I’ve been thinking about this a lot since last night when we spoke. It seems to me this is a very common scenario- someone dies, & the ones left behind have regrets. Regretting letting some trivial argument come between them, maybe simply not calling/visiting as much as they wish they would have or failing to say, “I love you” more often. It’s a very sad situation. Also it’s a situation people don’t want to think about.
I know thinking about the possibility of losing someone you love isn’t pleasant. However, it is bound to happen at some point. Death is a natural part of life.
I would just like to take a moment today to encourage you to be sure you don’t have regrets in relationships. Tell those you love how much they mean to you. End your phone calls, emails or visits by telling them, “I love you.” (I always did this with my granddad, & it brings me some comfort that our last words to each other were, “I love you.”) If they do something for you or say something kind to you, tell them how much you appreciate it.
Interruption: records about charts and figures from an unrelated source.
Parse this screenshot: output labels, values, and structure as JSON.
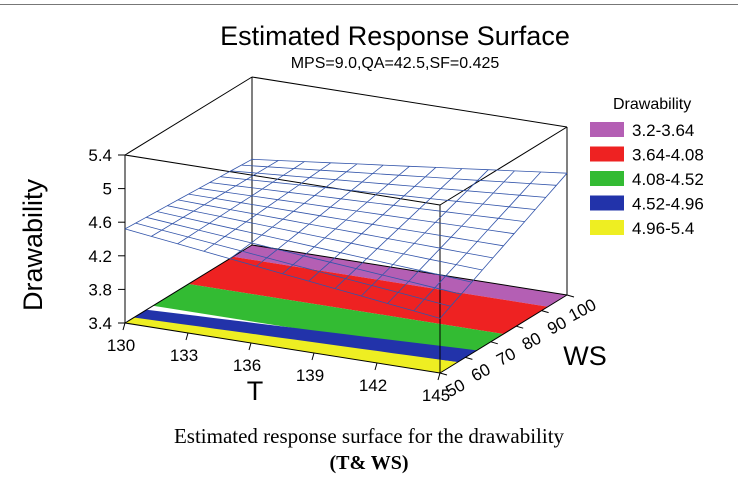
{
  "chart_data": {
    "type": "surface3d",
    "title": "Estimated Response Surface",
    "subtitle": "MPS=9.0,QA=42.5,SF=0.425",
    "zlabel": "Drawability",
    "xlabel": "T",
    "ylabel": "WS",
    "x_ticks": [
      "130",
      "133",
      "136",
      "139",
      "142",
      "145"
    ],
    "y_ticks": [
      "50",
      "60",
      "70",
      "80",
      "90",
      "100"
    ],
    "z_ticks": [
      "3.4",
      "3.8",
      "4.2",
      "4.6",
      "5",
      "5.4"
    ],
    "xlim": [
      130,
      145
    ],
    "ylim": [
      50,
      100
    ],
    "zlim": [
      3.4,
      5.4
    ],
    "surface_corners": {
      "T130_WS50": 4.52,
      "T145_WS50": 4.05,
      "T130_WS100": 4.42,
      "T145_WS100": 4.85
    },
    "grid_divisions": 12,
    "legend": {
      "title": "Drawability",
      "placement": "right",
      "items": [
        {
          "label": "3.2-3.64",
          "color": "#b45fb4"
        },
        {
          "label": "3.64-4.08",
          "color": "#ee2222"
        },
        {
          "label": "4.08-4.52",
          "color": "#33bb33"
        },
        {
          "label": "4.52-4.96",
          "color": "#2233aa"
        },
        {
          "label": "4.96-5.4",
          "color": "#eeee22"
        }
      ]
    },
    "mesh_color": "#3355aa"
  },
  "caption": {
    "line1": "Estimated response surface for the drawability",
    "line2": "(T& WS)"
  }
}
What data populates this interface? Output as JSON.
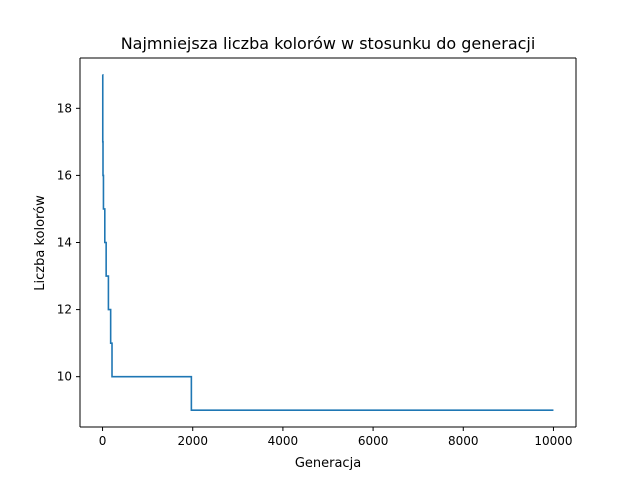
{
  "chart_data": {
    "type": "line",
    "title": "Najmniejsza liczba kolorów w stosunku do generacji",
    "xlabel": "Generacja",
    "ylabel": "Liczba kolorów",
    "xlim": [
      -500,
      10500
    ],
    "ylim": [
      8.5,
      19.5
    ],
    "xticks": [
      0,
      2000,
      4000,
      6000,
      8000,
      10000
    ],
    "yticks": [
      10,
      12,
      14,
      16,
      18
    ],
    "grid": false,
    "line_color": "#1f77b4",
    "series": [
      {
        "step": "post",
        "x": [
          0,
          5,
          10,
          20,
          30,
          50,
          80,
          100,
          130,
          180,
          210,
          1970,
          10000
        ],
        "values": [
          19,
          17,
          16,
          15,
          15,
          14,
          13,
          13,
          12,
          11,
          10,
          9,
          9
        ]
      }
    ]
  }
}
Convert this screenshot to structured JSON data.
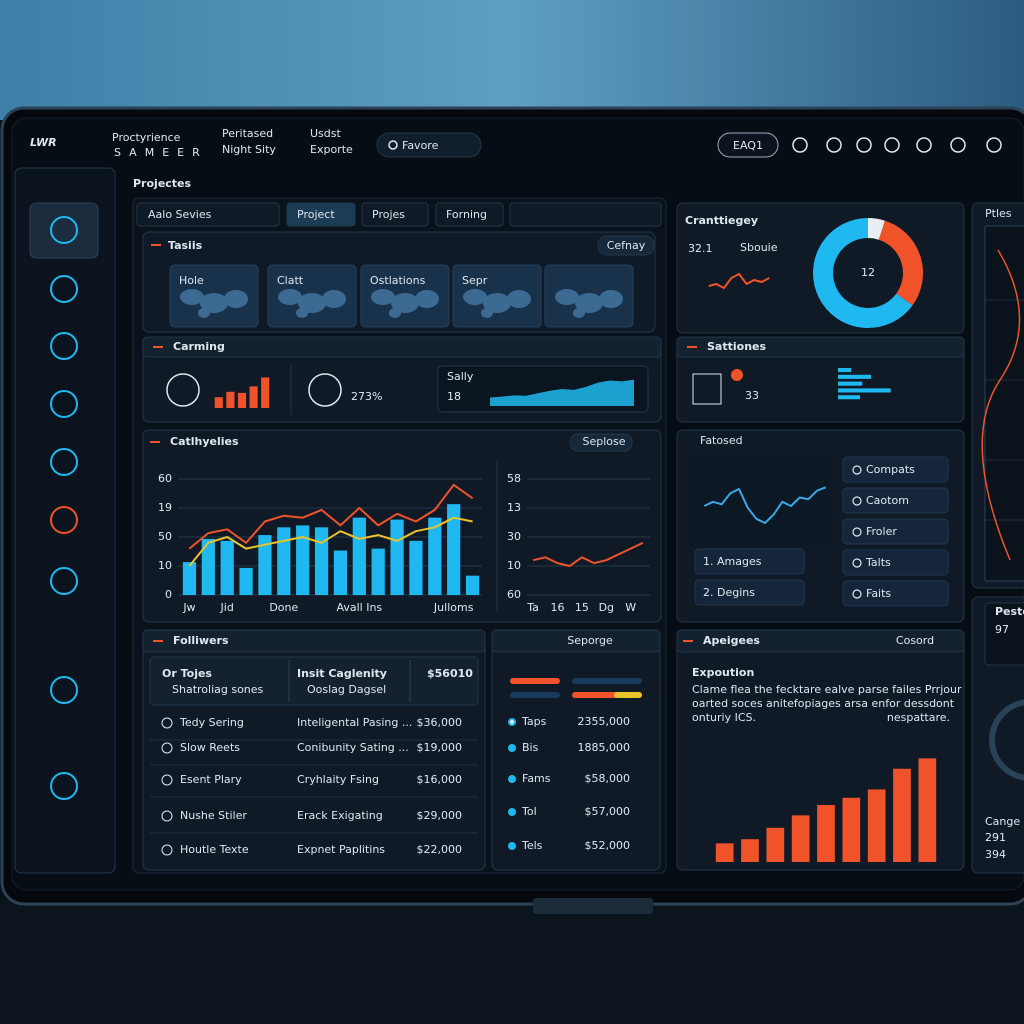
{
  "header": {
    "logo": "LWR",
    "brand": "Proctyrience",
    "brand_sub": "SAMEER",
    "location_caption": "Peritased",
    "location": "Night Sity",
    "menu_caption": "Usdst",
    "menu": "Exporte",
    "search": "Favore",
    "button": "EAQ1"
  },
  "projects": {
    "title": "Projectes",
    "search": "Aalo Sevies",
    "tabs": [
      "Project",
      "Projes",
      "Forning"
    ]
  },
  "tasks": {
    "title": "Tasiis",
    "button": "Cefnay",
    "tiles": [
      "Hole",
      "Clatt",
      "Ostlations",
      "Sepr"
    ]
  },
  "carming": {
    "title": "Carming",
    "percent": "273%",
    "caption": "Sally",
    "number": "18"
  },
  "activity": {
    "title": "Catlhyelies",
    "button": "Seplose",
    "axis_labels": [
      "60",
      "19",
      "50",
      "10",
      "0"
    ],
    "mini_axis_labels": [
      "58",
      "13",
      "30",
      "10",
      "60"
    ]
  },
  "strategy": {
    "title": "Cranttiegey",
    "value": "32.1",
    "caption": "Sbouie"
  },
  "stations": {
    "title": "Sattiones",
    "value": "33"
  },
  "features": {
    "caption": "Fatosed",
    "items": [
      "1. Amages",
      "2. Degins"
    ],
    "buttons": [
      "Compats",
      "Caotom",
      "Froler",
      "Talts",
      "Faits"
    ]
  },
  "followers": {
    "title": "Folliwers",
    "header": [
      [
        "Or Tojes",
        "Shatroliag sones"
      ],
      [
        "Insit Caglenity",
        "Ooslag Dagsel"
      ],
      [
        "$56010"
      ]
    ],
    "rows": [
      [
        "Tedy Sering",
        "Inteligental Pasing ...",
        "$36,000"
      ],
      [
        "Slow Reets",
        "Conibunity Sating ...",
        "$19,000"
      ],
      [
        "Esent Plary",
        "Cryhlaity Fsing",
        "$16,000"
      ],
      [
        "Nushe Stiler",
        "Erack Exigating",
        "$29,000"
      ],
      [
        "Houtle Texte",
        "Expnet Paplitins",
        "$22,000"
      ]
    ]
  },
  "expenses": {
    "title": "Seporge",
    "rows": [
      [
        "Taps",
        "2355,000"
      ],
      [
        "Bis",
        "1885,000"
      ],
      [
        "Fams",
        "$58,000"
      ],
      [
        "Tol",
        "$57,000"
      ],
      [
        "Tels",
        "$52,000"
      ]
    ]
  },
  "apeigees": {
    "title": "Apeigees",
    "button": "Cosord",
    "heading": "Expoution",
    "lines": [
      "Clame flea the fecktare ealve parse failes Prrjour",
      "oarted soces anitefopiages arsa enfor dessdont",
      "onturiy ICS.",
      "nespattare."
    ]
  },
  "side": {
    "top": "Ptles",
    "title": "Peste",
    "value": "97",
    "caption": "Cange",
    "rows": [
      "291",
      "394"
    ]
  },
  "chart_data": [
    {
      "type": "bar",
      "categories": [
        "Jw",
        null,
        "Jid",
        null,
        null,
        "Done",
        null,
        null,
        null,
        "Avall Ins",
        null,
        null,
        null,
        null,
        "Julloms",
        null
      ],
      "values": [
        17,
        29,
        28,
        14,
        31,
        35,
        36,
        35,
        23,
        40,
        24,
        39,
        28,
        40,
        47,
        10
      ],
      "color": "#1fb8f0",
      "lines": [
        {
          "color": "#f0532a",
          "values": [
            24,
            32,
            34,
            27,
            38,
            41,
            40,
            44,
            36,
            45,
            36,
            42,
            38,
            44,
            57,
            50
          ]
        },
        {
          "color": "#e8c32a",
          "values": [
            15,
            27,
            30,
            24,
            26,
            28,
            30,
            27,
            33,
            29,
            31,
            28,
            33,
            35,
            40,
            38
          ]
        }
      ],
      "ylim": [
        0,
        60
      ]
    },
    {
      "type": "line",
      "categories": [
        "Ta",
        null,
        "16",
        null,
        "15",
        null,
        "Dg",
        null,
        "W",
        null
      ],
      "values": [
        12,
        13,
        11,
        10,
        13,
        11,
        12,
        14,
        16,
        18
      ],
      "color": "#f0532a",
      "ylim": [
        0,
        40
      ]
    },
    {
      "type": "donut",
      "center_label": 12,
      "values": [
        5,
        30,
        65
      ],
      "colors": [
        "#e9eef2",
        "#f0532a",
        "#1fb8f0"
      ]
    },
    {
      "type": "line",
      "values": [
        8,
        9,
        7,
        12,
        14,
        9,
        11,
        10,
        12
      ],
      "color": "#f0532a",
      "ylim": [
        0,
        20
      ]
    },
    {
      "type": "bar",
      "values": [
        30,
        45,
        42,
        60,
        85
      ],
      "color": "#f0532a",
      "ylim": [
        0,
        100
      ]
    },
    {
      "type": "area",
      "values": [
        20,
        22,
        25,
        24,
        30,
        36,
        40,
        38,
        45,
        55,
        60,
        58,
        62
      ],
      "color": "#1fb8f0",
      "ylim": [
        0,
        80
      ]
    },
    {
      "type": "hbar",
      "values": [
        12,
        30,
        22,
        48,
        20
      ],
      "color": "#1fb8f0",
      "xlim": [
        0,
        100
      ]
    },
    {
      "type": "line",
      "values": [
        40,
        45,
        42,
        55,
        60,
        38,
        25,
        20,
        30,
        45,
        40,
        50,
        48,
        58,
        62
      ],
      "color": "#3aa7e6",
      "ylim": [
        0,
        100
      ]
    },
    {
      "type": "bar",
      "values": [
        18,
        22,
        33,
        45,
        55,
        62,
        70,
        90,
        100
      ],
      "color": "#f0532a",
      "ylim": [
        0,
        110
      ]
    }
  ]
}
Call them often. Go out for a cup of coffee or to lunch often. Give them little gifts that show them how much you love them when it isn’t their birthday or another gift-giving occasion without expecting anything in return. An unexpected gift with no strings attached at an unexpected time is a wonderful thing! Use complements & praise often. Pray with & for those you love. Encourage them when they are down. Listen quietly without offering advice.
Since I know many of you reading my blog also have a narcissistic mother, some also have narcissistic fathers, you may be wondering how this applies to you. More or less the same. If your narcissistic mother does something kind (I know, rare, but it does happen once in a while!), thank her for thinking of you & doing whatever it was she did. If you can give her a genuine complement, give it. If you see a little something she would like, buy it for her without expecting anything in return. Pray for her. Basically, bless her as you feel you are able to for your narcissistic mother. I’m certainly not saying to tolerate abuse from her, or kiss up to her by any means. I am saying to respect whatever boundaries you have with her, while blessing her as you are able to do so. It isn’t easy, I know, but if you treat her as well as you are able, & as she deserves, you won’t have regrets about your part of your relationship.
Also, when you do something for your narcissistic mother, do only what you feel you genuinely don’t mind doing. If it appears at all forced on your end, she’ll pick up on that, & you could be facing a narcissistic rage.
I have practiced what I am writing about today with my mother. I honestly can say now that I have no regrets with her. I have done my best by my mother (in spite of what some people may think, ie her flying monkeys) while protecting myself at the same time.